Mais l’IA générative représente une vraie rupture en termes de consommation et d’impact pour trois raisons.
  1. La première est que pour tendre vers une IA dite « générale », les modèles doivent être entraînés sur « toutes les données du monde » et pour cela démultiplient les couches et les paramètres du réseau de neurones, nécessitant des capacités titanesques.
  2. La deuxième est la génération d’une réponse originale pour laquelle chaque mot ou pixel mobilise l’arsenal neuronal complet – ce qui revient un peu comme à utiliser un lanceur spatial dédié pour chaque boulon de satellite…
  3. La troisième est l’appétence du public pour ces nouveaux assistants en créant là un nouvel usage qui risque bien de devenir aussi massif que celui de la voiture, des moteurs de recherche ou encore des smartphones.

A l’heure où les besoins primaires tels que l’alimentation, l’accès à l’eau, le déplacement ou encore le logement deviennent des luxes, on est en droit de se demander si parler avec une IA – aussi brillante soit-elle – est bien raisonnable pour sauver notre planète.

Pour ne pas jeter le bébé avec l’eau du bain, notons les bénéfices concrets des IA sur l’environnement : allant notamment des réseaux énergétiques intelligents à la planification d’énergies renouvelables, en passant par le transport multimodal ou le tri des déchets. Dernièrement, les travaux de Claire Monteleoni, Titulaire de la chaire Choose France AI et directrice de recherche à l’Inria, ont démontré que l’utilisation de données issues de modèles physiques combinée à un réseau neuronal permettait de prévoir la trajectoire des ouragans, phénomènes complexes très difficiles à prédire.

Une question demeure sur la contribution positive des IA génératives telles ChatGPT, parce qu’on en voit aujourd’hui surtout les côtés gadgets et parfois négatifs. En se projetant, la force de ces IA est leur capacité à proposer des solutions en réconciliant des monceaux de données hétérogènes, quand la faiblesse des sciences physiques est justement la difficulté à rapprocher des domaines et des données hétérogènes… on se dit que le potentiel est énorme. M3GNet, une IA open-source développée par l’université de Californie, promet par exemple 31 millions de nouveaux matériaux de constructions, dont certains très écologiques ; la balance « coût bénéfice » pour un secteur aussi consommateur que le bâtiment pourrait se justifier.

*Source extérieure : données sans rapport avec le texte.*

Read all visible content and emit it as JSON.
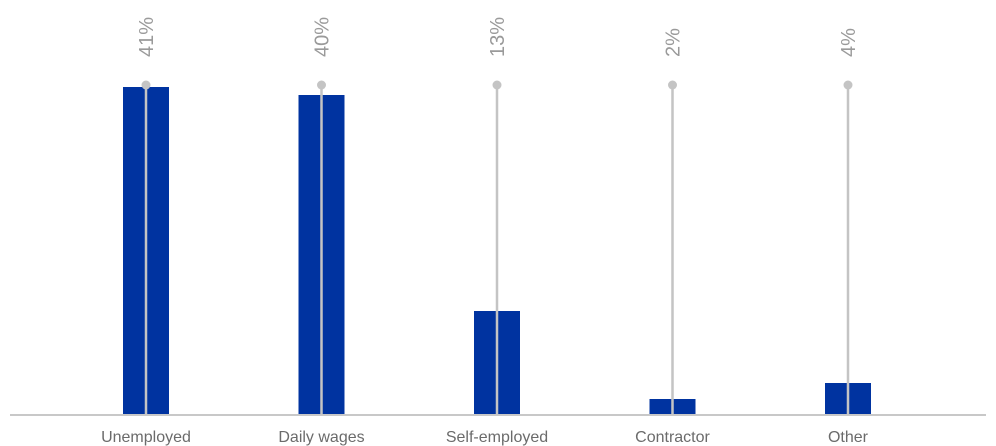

Pour conclure, exigeons la transparence des acteurs de l’IA sur les consommations, fléchons la localisation de datacenters là où l’énergie est décarbonée et l’eau abondante, encourageons les « écogestes IA » pour éviter une surutilisation pouvant dériver en bombe climatique. Surtout, accélérons la recherche en IA pour pouvoir utiliser ce que l’IA fait de mieux, à savoir corréler des données trop riches pour nos cerveaux… en imaginant des IA légères spécialisées par champ d’application et en s’inspirant aussi de ce que le cerveau humain a de mieux, à savoir sa frugalité, lui qui ne consomme que 20 Watts comparés aux 150 000 Watt d’AlphaGo, comme nous l’a rappelé Damien Querlioz, chercheur au CNRS.